Permasalahan utama, menurut pelaku usaha, adalah sulitnya mendapat kepastian tentang kemampuan sapi lokal dalam menyediakan daging. Kalau dihitung populasi memang terlihat berlebih, tetapi sapi-sapi itu tidak selalu berakhir di rumah potong sebagai penyedia daging. Populasi yang dikuasai peternak kecil itu kebanyakan masih diperlakukan sebagai tabungan, bukan sebagai komoditas bisnis. Padahal kontribusinya diharapkan mencapai 70% dalam memasok kebutuhan nasional. Sementara yang 30% disediakan dari impor sapi bakalan dan daging beku. Jadi, salah hitung kemampuan pasok sapi lokal, bisa sangat berpengaruh terhadap harga daging di pasaran.
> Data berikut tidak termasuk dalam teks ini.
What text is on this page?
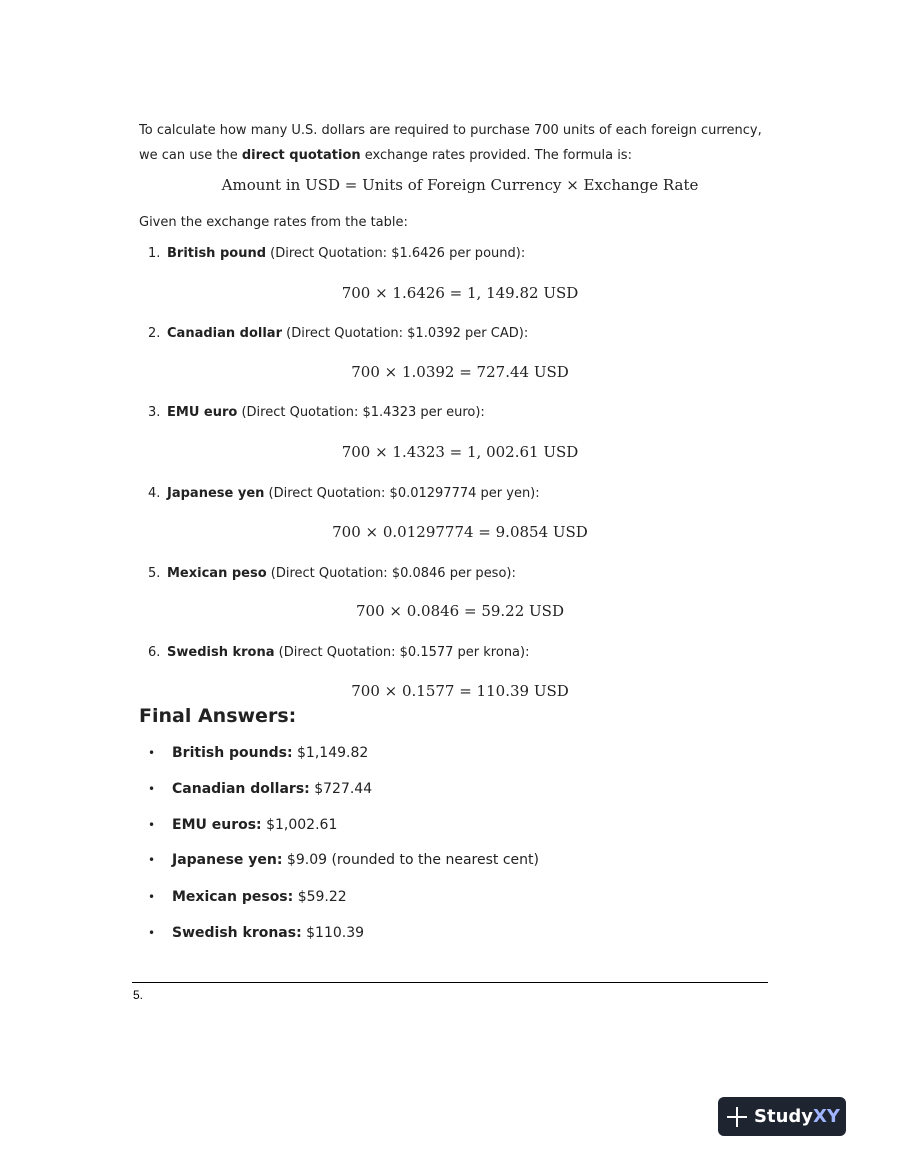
To calculate how many U.S. dollars are required to purchase 700 units of each foreign currency, we can use the direct quotation exchange rates provided. The formula is:
Amount in USD = Units of Foreign Currency × Exchange Rate
Given the exchange rates from the table:
1. British pound (Direct Quotation: $1.6426 per pound):
700 × 1.6426 = 1, 149.82 USD
2. Canadian dollar (Direct Quotation: $1.0392 per CAD):
700 × 1.0392 = 727.44 USD
3. EMU euro (Direct Quotation: $1.4323 per euro):
700 × 1.4323 = 1, 002.61 USD
4. Japanese yen (Direct Quotation: $0.01297774 per yen):
700 × 0.01297774 = 9.0854 USD
5. Mexican peso (Direct Quotation: $0.0846 per peso):
700 × 0.0846 = 59.22 USD
6. Swedish krona (Direct Quotation: $0.1577 per krona):
700 × 0.1577 = 110.39 USD
Final Answers:
• British pounds: $1,149.82
• Canadian dollars: $727.44
• EMU euros: $1,002.61
• Japanese yen: $9.09 (rounded to the nearest cent)
• Mexican pesos: $59.22
• Swedish kronas: $110.39
5.
Study XY
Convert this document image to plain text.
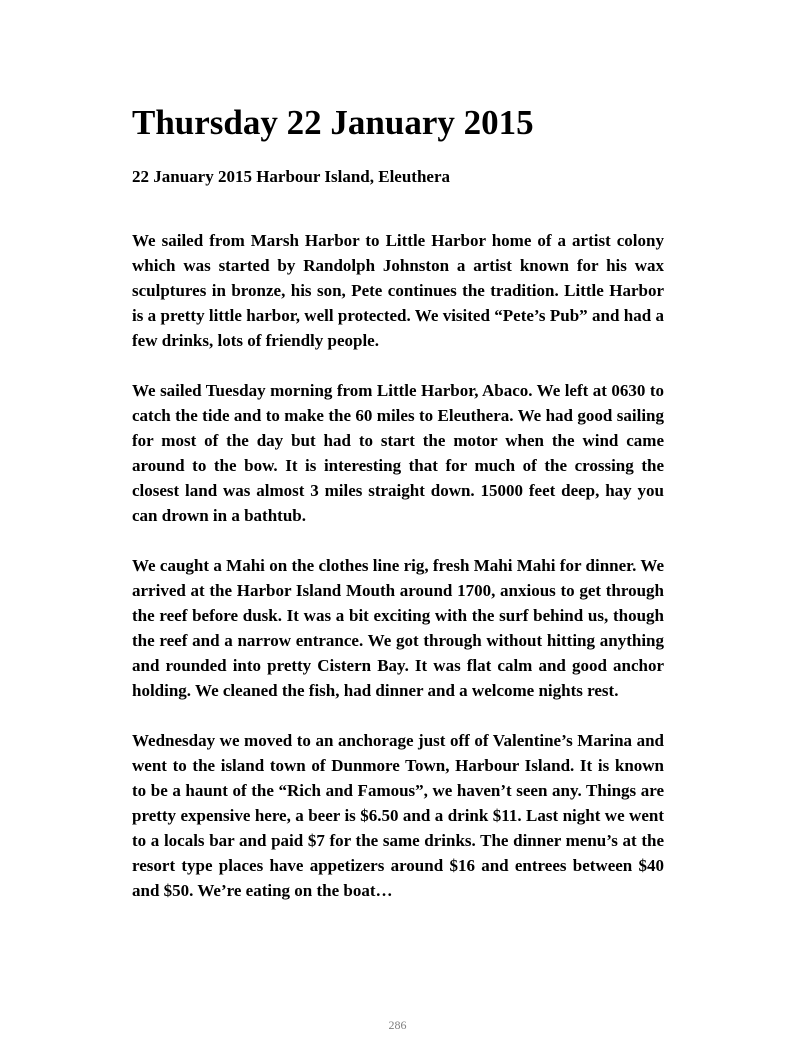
Thursday 22 January 2015
22 January 2015 Harbour Island, Eleuthera

We sailed from Marsh Harbor to Little Harbor home of a artist colony which was started by Randolph Johnston a artist known for his wax sculptures in bronze, his son, Pete continues the tradition. Little Harbor is a pretty little harbor, well protected. We visited “Pete’s Pub” and had a few drinks, lots of friendly people.

We sailed Tuesday morning from Little Harbor, Abaco. We left at 0630 to catch the tide and to make the 60 miles to Eleuthera. We had good sailing for most of the day but had to start the motor when the wind came around to the bow. It is interesting that for much of the crossing the closest land was almost 3 miles straight down. 15000 feet deep, hay you can drown in a bathtub.

We caught a Mahi on the clothes line rig, fresh Mahi Mahi for dinner. We arrived at the Harbor Island Mouth around 1700, anxious to get through the reef before dusk. It was a bit exciting with the surf behind us, though the reef and a narrow entrance. We got through without hitting anything and rounded into pretty Cistern Bay. It was flat calm and good anchor holding. We cleaned the fish, had dinner and a welcome nights rest.

Wednesday we moved to an anchorage just off of Valentine’s Marina and went to the island town of Dunmore Town, Harbour Island. It is known to be a haunt of the “Rich and Famous”, we haven’t seen any. Things are pretty expensive here, a beer is $6.50 and a drink $11. Last night we went to a locals bar and paid $7 for the same drinks. The dinner menu’s at the resort type places have appetizers around $16 and entrees between $40 and $50. We’re eating on the boat…

286
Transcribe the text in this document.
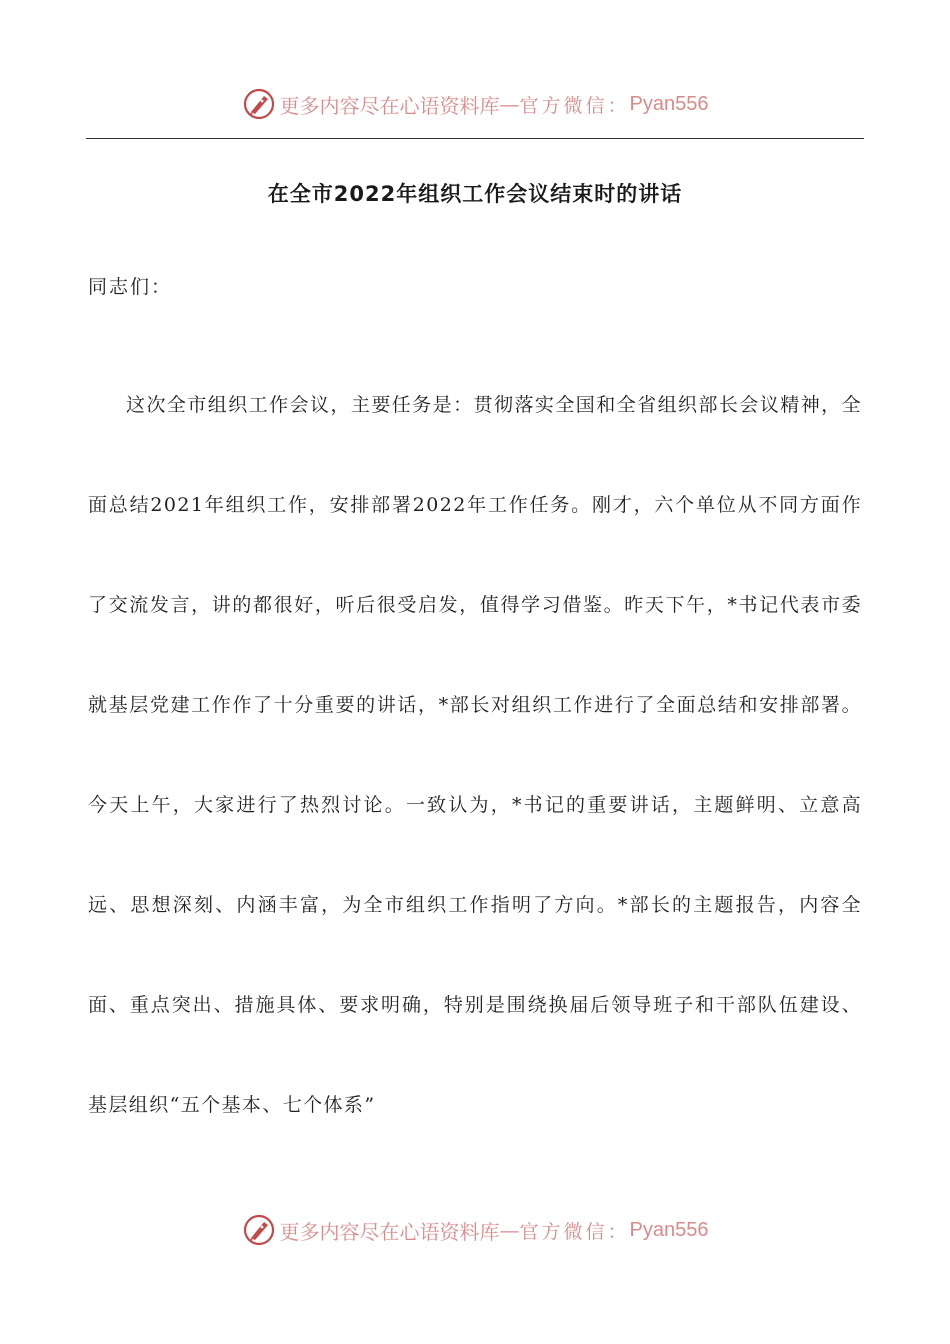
更多内容尽在心语资料库 — 官方微信： Pyan556
在全市2022年组织工作会议结束时的讲话
同志们：

这次全市组织工作会议，主要任务是：贯彻落实全国和全省组织部长会议精神，全面总结2021年组织工作，安排部署2022年工作任务。刚才，六个单位从不同方面作了交流发言，讲的都很好，听后很受启发，值得学习借鉴。昨天下午，*书记代表市委就基层党建工作作了十分重要的讲话，*部长对组织工作进行了全面总结和安排部署。今天上午，大家进行了热烈讨论。一致认为，*书记的重要讲话，主题鲜明、立意高远、思想深刻、内涵丰富，为全市组织工作指明了方向。*部长的主题报告，内容全面、重点突出、措施具体、要求明确，特别是围绕换届后领导班子和干部队伍建设、基层组织“五个基本、七个体系”

更多内容尽在心语资料库 — 官方微信： Pyan556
Memang tak mudah mencapai swasembada daging sapi, tapi masih banyak pelaku usaha yang optimistis asalkan hitung-hitungannya berdasarkan data yang jujur. Perlu program jangka panjang dengan target terukur dan pelaksanaannya berkelanjutan. Tak sekadar ganti dirjen, ganti program. Sapi merupakan industri biologis berumur panjang sehingga butuh waktu panjang pula untuk meningkatkan populasi di dalam negeri. Biarlah sementara kita impor sapi, indukan dan bakalan, untuk memenuhi kebutuhan masyarakat, sembari mengembangkan sapi di dalam negeri. Bila populasi di negeri sendiri sudah cukup, kita hentikan importasi.
Sumber protein hewani yang cukup strategis tentu saja unggas. Produksinya saat ini sudah mencukupi kebutuhan nasional. Bahkan sejak tahun lalu bisa dikatakan berlebih. Indikasinya terlihat dari harga ayam hidup yang tidak mencapai harga pokok produksi sehingga pelaku industri perunggasan mengalami kerugian hingga triliunan rupiah. Sayang, kelebihan pasokan ini lebih disebabkan tidak tertatanya dengan baik industri tersebut. Pertumbuhan produksi tidak mampu diikuti dengan peningkatan konsumsi. Target konsumsi dobel digit yang mestinya dua tahun lagi, berdasarkan secara hitung-hitungan produksi bibit ayam, bisa terpenuhi tahun ini. Faktanya tidak sebagus itu.
Industri kita masih berkutat dengan berbagai masalah yang menyebabkan harga di tingkat konsumen jauh di atas harga di level peternak. Saat peternak berteriak rugi, konsumen tetap saja membayar mahal. Margin besar dinikmati pedagang perantara yang pernah dihitung kalangan pelaku bisnis sekitar Rp4.000/kg. Padahal kalau disparitas harga di tingkat konsumen tidak terlalu jauh dengan di kandang, bisa jadi tingkat konsumsi meningkat. Peternak senang, konsumen juga tak kalah senang dapat makan lebih banyak.
Marilah duduk bersama untuk menyusun kerangka besar industri unggas nasional dengan semangat saling menguntungkan. Kalau tidak kunjung mendapat solusi, kita sibuk dengan masalah kita, pemain asing segera masuk lalu menguasai pasar raksasa kita. Pintu Masyarakat Ekonomi ASEAN (MEA) dalam hitungan bulan segera terbuka. Permasalahan dalam negeri harus beres dulu baru kita bisa bersaing dengan pemain asing. Yang berani masuk, pastilah yang berdaya saing tinggi. Jadi, pemerintah, pelaku usaha, akademisi, juga masyarakat berkontribusilah agar bisnis penyedia protein hewani strategis ini mentas dari permasalahan akut sehingga perannya ikut membangun kualitas manusia makin nyata.